É por conta disso que a autora acredita que uma mescla entre homem e inteligência artificial não seria possível — ou, pelo menos, não ao ponto de que o cérebro seja completamente substituído por componentes de inteligência artificial. “Sua mente não é um dispositivo backup, mesmo que ele tenha as mesmas memórias e os mesmos comportamentos”, defende Schneider. Esta é uma preocupação, aliás, que também aparece no diálogo entre Kurzweil e Martine, de modo que sua proposta é que essa transição seja feita de forma gradual, mas talvez nunca completamente. Assim como Ghost in the Shell, temos a Motoko como uma personagem que possui o corpo inteiro substituído por peças artificiais, enquanto que seu cérebro é o único órgão biológico mantido. Mesmo assim, a ficção científica que se tornou um ícone do cyberpunk não deixa de questionar: será que o cérebro é suficiente para designar o Eu dentro de uma máquina? Daí a ideia do fantasma dentro da casca ou concha, que dá título à animação.

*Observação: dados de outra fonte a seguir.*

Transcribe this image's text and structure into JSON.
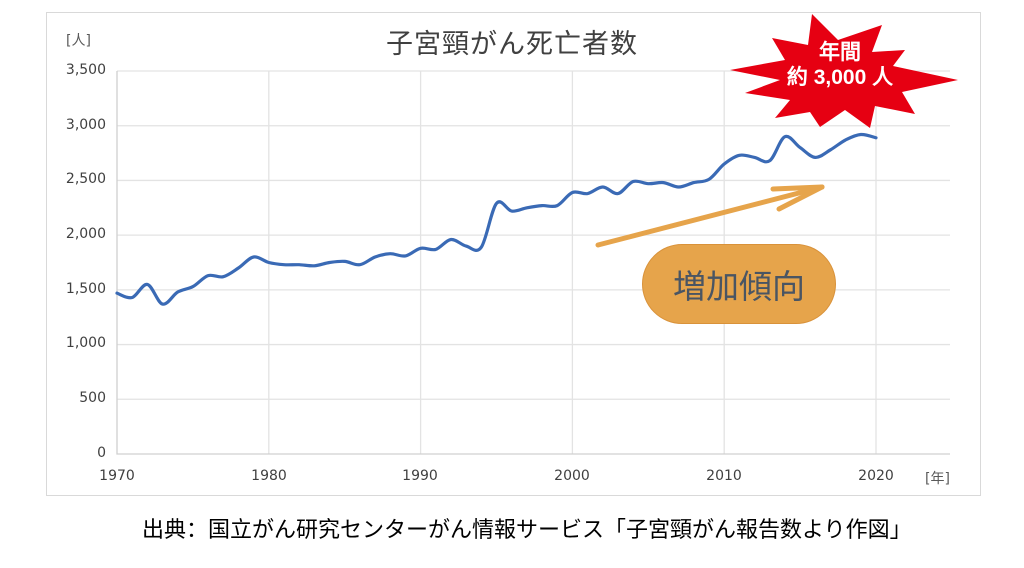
{
  "chart_data": {
    "type": "line",
    "title": "子宮頸がん死亡者数",
    "xlabel": "[年]",
    "ylabel": "[人]",
    "xlim": [
      1970,
      2025
    ],
    "ylim": [
      0,
      3500
    ],
    "grid": true,
    "x_ticks": [
      "1970",
      "1980",
      "1990",
      "2000",
      "2010",
      "2020"
    ],
    "y_ticks": [
      "0",
      "500",
      "1,000",
      "1,500",
      "2,000",
      "2,500",
      "3,000",
      "3,500"
    ],
    "x": [
      1970,
      1971,
      1972,
      1973,
      1974,
      1975,
      1976,
      1977,
      1978,
      1979,
      1980,
      1981,
      1982,
      1983,
      1984,
      1985,
      1986,
      1987,
      1988,
      1989,
      1990,
      1991,
      1992,
      1993,
      1994,
      1995,
      1996,
      1997,
      1998,
      1999,
      2000,
      2001,
      2002,
      2003,
      2004,
      2005,
      2006,
      2007,
      2008,
      2009,
      2010,
      2011,
      2012,
      2013,
      2014,
      2015,
      2016,
      2017,
      2018,
      2019,
      2020
    ],
    "series": [
      {
        "name": "子宮頸がん死亡者数",
        "color": "#3a6ab5",
        "values": [
          1470,
          1430,
          1550,
          1370,
          1480,
          1530,
          1630,
          1620,
          1700,
          1800,
          1750,
          1730,
          1730,
          1720,
          1750,
          1760,
          1730,
          1800,
          1830,
          1810,
          1880,
          1870,
          1960,
          1900,
          1890,
          2290,
          2220,
          2250,
          2270,
          2270,
          2390,
          2380,
          2440,
          2380,
          2490,
          2470,
          2480,
          2440,
          2480,
          2510,
          2650,
          2730,
          2710,
          2680,
          2900,
          2800,
          2710,
          2780,
          2870,
          2920,
          2890
        ]
      }
    ],
    "annotations": [
      {
        "type": "starburst",
        "text_line1": "年間",
        "text_line2": "約 3,000 人",
        "color": "#e60012"
      },
      {
        "type": "arrow",
        "direction": "up-right",
        "color": "#e6a44b"
      },
      {
        "type": "label",
        "text": "増加傾向",
        "color": "#e6a44b"
      }
    ],
    "source": "出典：国立がん研究センターがん情報サービス「子宮頸がん報告数より作図」"
  },
  "labels": {
    "title": "子宮頸がん死亡者数",
    "unit_y": "[人]",
    "unit_x": "[年]",
    "burst_line1": "年間",
    "burst_line2": "約 3,000 人",
    "trend_label": "増加傾向",
    "source": "出典：国立がん研究センターがん情報サービス「子宮頸がん報告数より作図」"
  },
  "y_ticks": [
    "3,500",
    "3,000",
    "2,500",
    "2,000",
    "1,500",
    "1,000",
    "500",
    "0"
  ],
  "x_ticks": [
    "1970",
    "1980",
    "1990",
    "2000",
    "2010",
    "2020"
  ]
}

“Você pode argumentar que pode haver uma integração limitada, removendo algumas partes do cérebro e substituindo apenas estas com componentes de IA. Mas isso, também, é problemático. Imagine que cientistas um dia inventem um novo tipo de joia — vamos chamá-la de “a Jade”. A Jade irá lentamente tomar as funções de diferentes partes do seu cérebro biológico e, conforme ela o faz, ela destrói partes de suas descargas.
Ao manter em mente nossa conclusão de que o caso da joia (de que sua mente não é sua joia), sabemos que em certo ponto neste processo, sua mente deixa de existir. Você pode aumentar sua inteligência com chips, mas sempre há um ponto no qual você irá acabar com a sua vida. Eu chamo esse evento horrível de ‘drenagem cerebral.’”

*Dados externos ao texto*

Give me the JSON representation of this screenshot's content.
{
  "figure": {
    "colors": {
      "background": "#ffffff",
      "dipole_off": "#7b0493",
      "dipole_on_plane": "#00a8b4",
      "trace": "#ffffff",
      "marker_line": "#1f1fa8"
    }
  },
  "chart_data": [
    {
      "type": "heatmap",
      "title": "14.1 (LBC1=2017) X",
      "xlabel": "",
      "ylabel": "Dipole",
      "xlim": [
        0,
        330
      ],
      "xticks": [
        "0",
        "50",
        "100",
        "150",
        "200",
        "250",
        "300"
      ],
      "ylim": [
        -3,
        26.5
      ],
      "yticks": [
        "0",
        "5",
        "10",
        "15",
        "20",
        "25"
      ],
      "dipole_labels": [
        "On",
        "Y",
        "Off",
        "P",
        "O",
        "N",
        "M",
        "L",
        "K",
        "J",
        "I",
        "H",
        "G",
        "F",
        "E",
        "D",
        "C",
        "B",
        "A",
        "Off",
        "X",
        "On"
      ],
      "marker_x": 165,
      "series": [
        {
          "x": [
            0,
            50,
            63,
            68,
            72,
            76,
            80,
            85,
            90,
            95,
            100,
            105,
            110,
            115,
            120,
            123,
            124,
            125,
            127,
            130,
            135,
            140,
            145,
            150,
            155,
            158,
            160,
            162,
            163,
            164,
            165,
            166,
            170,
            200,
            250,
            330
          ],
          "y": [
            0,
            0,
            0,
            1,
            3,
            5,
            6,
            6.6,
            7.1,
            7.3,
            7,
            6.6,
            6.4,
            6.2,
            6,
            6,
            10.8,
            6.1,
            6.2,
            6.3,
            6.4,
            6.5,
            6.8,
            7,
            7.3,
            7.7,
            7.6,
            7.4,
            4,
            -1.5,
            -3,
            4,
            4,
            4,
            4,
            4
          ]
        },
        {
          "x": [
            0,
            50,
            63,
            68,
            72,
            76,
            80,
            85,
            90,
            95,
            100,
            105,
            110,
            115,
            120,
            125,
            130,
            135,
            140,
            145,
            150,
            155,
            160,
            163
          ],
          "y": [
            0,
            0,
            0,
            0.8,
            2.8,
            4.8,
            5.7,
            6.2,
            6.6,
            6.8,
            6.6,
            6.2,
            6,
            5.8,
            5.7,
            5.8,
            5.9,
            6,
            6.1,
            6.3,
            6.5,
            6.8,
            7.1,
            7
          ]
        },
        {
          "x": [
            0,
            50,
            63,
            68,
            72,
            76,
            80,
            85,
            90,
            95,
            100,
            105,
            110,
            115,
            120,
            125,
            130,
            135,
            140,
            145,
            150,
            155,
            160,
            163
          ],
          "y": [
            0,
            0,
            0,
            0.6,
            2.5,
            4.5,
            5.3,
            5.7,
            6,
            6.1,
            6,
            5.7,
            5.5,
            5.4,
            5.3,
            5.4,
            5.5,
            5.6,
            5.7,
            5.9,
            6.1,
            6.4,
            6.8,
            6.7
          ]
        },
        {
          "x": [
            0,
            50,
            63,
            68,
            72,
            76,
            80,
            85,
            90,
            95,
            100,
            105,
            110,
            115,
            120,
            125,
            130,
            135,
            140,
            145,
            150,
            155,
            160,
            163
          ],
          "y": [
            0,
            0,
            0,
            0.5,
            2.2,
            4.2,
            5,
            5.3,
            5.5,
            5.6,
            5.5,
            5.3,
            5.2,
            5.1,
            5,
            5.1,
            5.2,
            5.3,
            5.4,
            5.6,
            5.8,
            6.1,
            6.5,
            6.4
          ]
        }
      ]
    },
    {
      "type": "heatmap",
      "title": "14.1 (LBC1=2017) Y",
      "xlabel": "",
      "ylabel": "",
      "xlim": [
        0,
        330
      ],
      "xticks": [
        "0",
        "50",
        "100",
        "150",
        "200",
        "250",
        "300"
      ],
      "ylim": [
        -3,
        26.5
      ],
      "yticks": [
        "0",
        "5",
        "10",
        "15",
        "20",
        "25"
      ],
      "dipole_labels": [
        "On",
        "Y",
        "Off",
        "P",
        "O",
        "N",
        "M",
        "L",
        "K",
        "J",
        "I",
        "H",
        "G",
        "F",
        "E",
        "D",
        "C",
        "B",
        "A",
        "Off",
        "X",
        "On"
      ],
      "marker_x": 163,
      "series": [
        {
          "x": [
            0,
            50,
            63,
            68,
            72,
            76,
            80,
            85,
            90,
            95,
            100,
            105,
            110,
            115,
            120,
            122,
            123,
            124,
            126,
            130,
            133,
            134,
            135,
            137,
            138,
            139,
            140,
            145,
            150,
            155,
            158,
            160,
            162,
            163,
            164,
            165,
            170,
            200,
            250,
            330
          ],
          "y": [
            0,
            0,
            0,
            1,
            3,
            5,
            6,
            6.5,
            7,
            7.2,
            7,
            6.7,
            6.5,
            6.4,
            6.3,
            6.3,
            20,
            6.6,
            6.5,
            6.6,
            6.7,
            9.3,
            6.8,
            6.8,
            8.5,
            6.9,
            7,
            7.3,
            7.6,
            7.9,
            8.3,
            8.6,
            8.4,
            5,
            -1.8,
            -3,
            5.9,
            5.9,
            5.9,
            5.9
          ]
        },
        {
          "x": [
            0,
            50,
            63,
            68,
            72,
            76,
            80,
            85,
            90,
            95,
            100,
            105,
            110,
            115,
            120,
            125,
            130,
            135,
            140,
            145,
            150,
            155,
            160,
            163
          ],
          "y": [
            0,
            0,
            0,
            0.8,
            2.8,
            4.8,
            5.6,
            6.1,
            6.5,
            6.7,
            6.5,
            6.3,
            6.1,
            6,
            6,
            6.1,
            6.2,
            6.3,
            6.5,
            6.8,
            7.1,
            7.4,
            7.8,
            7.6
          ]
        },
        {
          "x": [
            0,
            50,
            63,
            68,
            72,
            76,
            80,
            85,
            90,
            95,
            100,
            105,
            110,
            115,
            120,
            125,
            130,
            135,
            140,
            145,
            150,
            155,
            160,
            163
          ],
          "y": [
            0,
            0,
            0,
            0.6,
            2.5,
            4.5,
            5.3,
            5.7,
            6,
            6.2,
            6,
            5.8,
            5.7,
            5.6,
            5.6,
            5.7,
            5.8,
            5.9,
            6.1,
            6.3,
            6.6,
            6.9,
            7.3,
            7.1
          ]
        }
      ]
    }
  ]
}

Mas até que ponto é possível de se amplificar o cérebro e não chegar à sua drenagem. Schneider cita o filósofo Derek Parfit que defende que não há um limite claro de até onde é possível de fazer essas melhorias e deixar de “existir” como um Eu. “Seria natural por volta de 15 por cento? Ou 75? Qualquer escolha parece arbitrária”, afirma a escritora.

É por isso que Schneider, que está trabalhando no livro “Artificial You: AI and the Future of Your Mind”, defende que devemos ser sempre céticos com relação à melhoria de nossos cérebros através do uso de tecnologia. “Melhorias baseadas em IA poderiam ainda ser usadas para suplementar a atividade neural, mas conforme elas avançam na substituição de funções normais do tecido neuronal, em algum ponto isso pode levar ao fim da vida de uma pessoa.”

Por outro lado, Schneider ainda acha que, se de algum modo, uma quantidade suficiente de pessoas ignorar esse risco, é possível que a sociedade ainda assim se beneficie de tal tecnologia. “Haveria indivíduos inteligentes o suficiente para seguir as computações complexas de uma IA e competir com elas como força de trabalho. Mas em um mundo como esse, as pessoas que desejarem fazer melhorias não serão aquelas que irão se beneficiar, porque elas já estarão mortas.”